ROBIN ALEXANDER über SCHICKSAL
: Schwiggamuttahusten

4 Wochen kommt er, 4 Wochen bleibt er, 4 Wochen geht er

Wenn George Clooney kommt, gehe ich. Meine Freundin glaubt, neben ihrer Tätigkeit als Frau und Mutter bedauerlicherweise auch noch arbeiten zu müssen: für ein Fernsehmagazin wirkte sie bei der Berichterstattung über die Berlinale mit. Sie sagt, da müsse sie zehn Tage durcharbeiten.

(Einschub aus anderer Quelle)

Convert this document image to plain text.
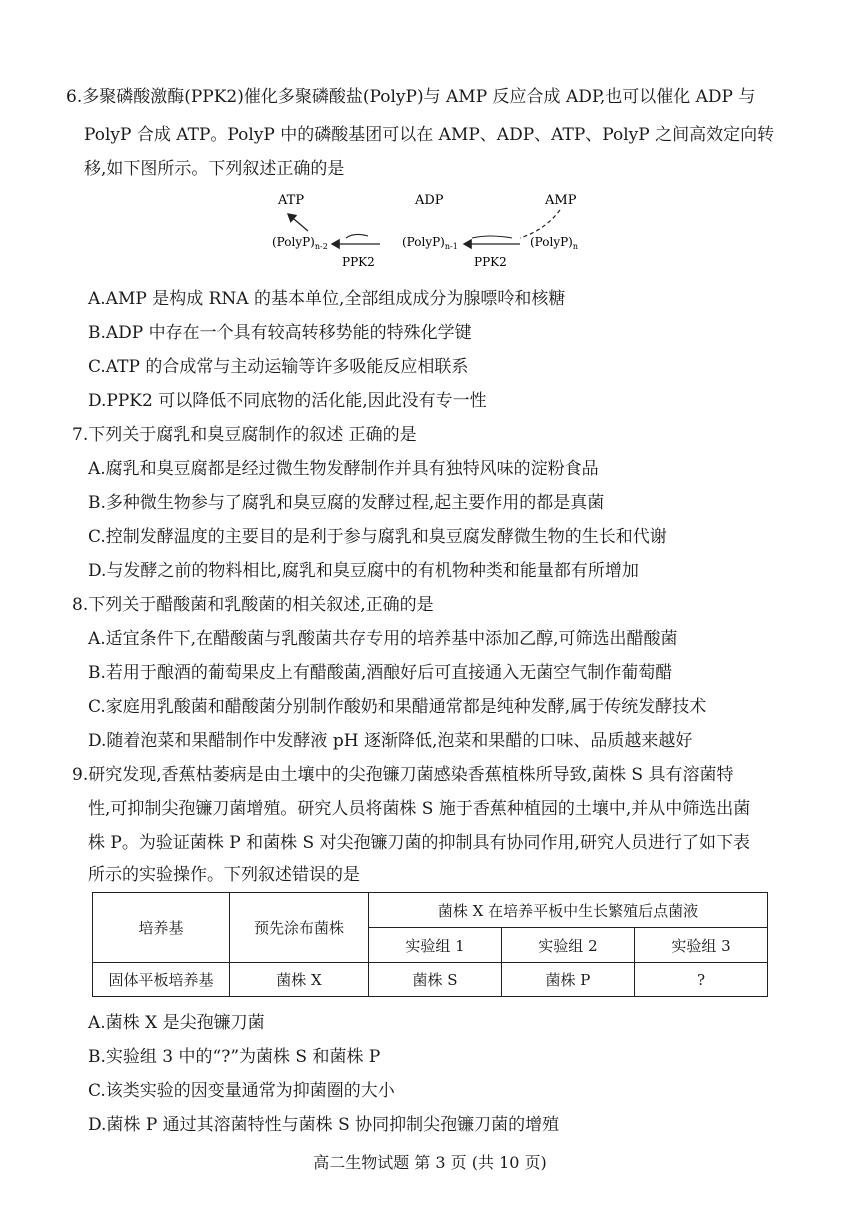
6.多聚磷酸激酶(PPK2)催化多聚磷酸盐(PolyP)与 AMP 反应合成 ADP,也可以催化 ADP 与
PolyP 合成 ATP。PolyP 中的磷酸基团可以在 AMP、ADP、ATP、PolyP 之间高效定向转
移,如下图所示。下列叙述正确的是
ATP	ADP	AMP
$(PolyP)_{n-2}$	$(PolyP)_{n-1}$	$(PolyP)_n$
PPK2	PPK2
A.AMP 是构成 RNA 的基本单位,全部组成成分为腺嘌呤和核糖
B.ADP 中存在一个具有较高转移势能的特殊化学键
C.ATP 的合成常与主动运输等许多吸能反应相联系
D.PPK2 可以降低不同底物的活化能,因此没有专一性
7.下列关于腐乳和臭豆腐制作的叙述 正确的是
A.腐乳和臭豆腐都是经过微生物发酵制作并具有独特风味的淀粉食品
B.多种微生物参与了腐乳和臭豆腐的发酵过程,起主要作用的都是真菌
C.控制发酵温度的主要目的是利于参与腐乳和臭豆腐发酵微生物的生长和代谢
D.与发酵之前的物料相比,腐乳和臭豆腐中的有机物种类和能量都有所增加
8.下列关于醋酸菌和乳酸菌的相关叙述,正确的是
A.适宜条件下,在醋酸菌与乳酸菌共存专用的培养基中添加乙醇,可筛选出醋酸菌
B.若用于酿酒的葡萄果皮上有醋酸菌,酒酿好后可直接通入无菌空气制作葡萄醋
C.家庭用乳酸菌和醋酸菌分别制作酸奶和果醋通常都是纯种发酵,属于传统发酵技术
D.随着泡菜和果醋制作中发酵液 pH 逐渐降低,泡菜和果醋的口味、品质越来越好
9.研究发现,香蕉枯萎病是由土壤中的尖孢镰刀菌感染香蕉植株所导致,菌株 S 具有溶菌特
性,可抑制尖孢镰刀菌增殖。研究人员将菌株 S 施于香蕉种植园的土壤中,并从中筛选出菌
株 P。为验证菌株 P 和菌株 S 对尖孢镰刀菌的抑制具有协同作用,研究人员进行了如下表
所示的实验操作。下列叙述错误的是
培养基	预先涂布菌株	菌株 X 在培养平板中生长繁殖后点菌液		
		实验组 1	实验组 2	实验组 3
固体平板培养基	菌株 X	菌株 S	菌株 P	?
A.菌株 X 是尖孢镰刀菌
B.实验组 3 中的“?”为菌株 S 和菌株 P
C.该类实验的因变量通常为抑菌圈的大小
D.菌株 P 通过其溶菌特性与菌株 S 协同抑制尖孢镰刀菌的增殖
高二生物试题 第 3 页 (共 10 页)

Und auch abends. Und die Partys anschließen gehören auch dazu.

Ja bitte. Da wollen wir (30 Jahre, männlich, und 13 Monate, männlich) natürlich nicht im Weg sein. Wir können uns auch sehr gut ohne die karrieresüchtige Rabenmutter amüsieren. Und zwar in Wanne-Eickel.

Dort wohnen nämlich Menschen, die das Opfer noch zu schätzen wissen, das Männer bringen, die sich um ihre Kinder kümmern. Dort wohnen Menschen, die auch gerne selbst ein paar Stunden auf das Kind aufpassen. Oder ein paar Abende. Menschen, die gut kochen. Menschen, die Jahreskarten für die Heimspiele von Schalke 04 besitzen. Glücklicherweise bin ich mit diesen Menschen sehr nah verwandt. Also los.

Samstagmorgen steigen wir in den Zug.

Samstagmittag gibt es Königsberger Klopse.

Samstagnachmittag schlägt Schalke Bayer Leverkusen mit 7 zu 4.

Samstagabend frage ich mich, welche alte Schulfreundin von mir wohl immer noch in Wanne-Eickel wohnen könnte.

Samstagnacht hustet das Kind zum ersten Mal.

Und jetzt ist natürlich Schluss mit lustig.

Na ja, so ein bisschen Husten, das wird doch nicht so schlimm sein, denken Sie jetzt vielleicht. Sie glücklicher Ignorant! Das Schlimmste ist nicht, dass der Junge hustet. Immer heftiger hustet. So heftig, dass ich einmal um drei Uhr nachts denke: Jetzt ist er geplatzt. Tatsächlich hustet der Junge so heftig, dass er jede Stunde wach wird. Und ich auch.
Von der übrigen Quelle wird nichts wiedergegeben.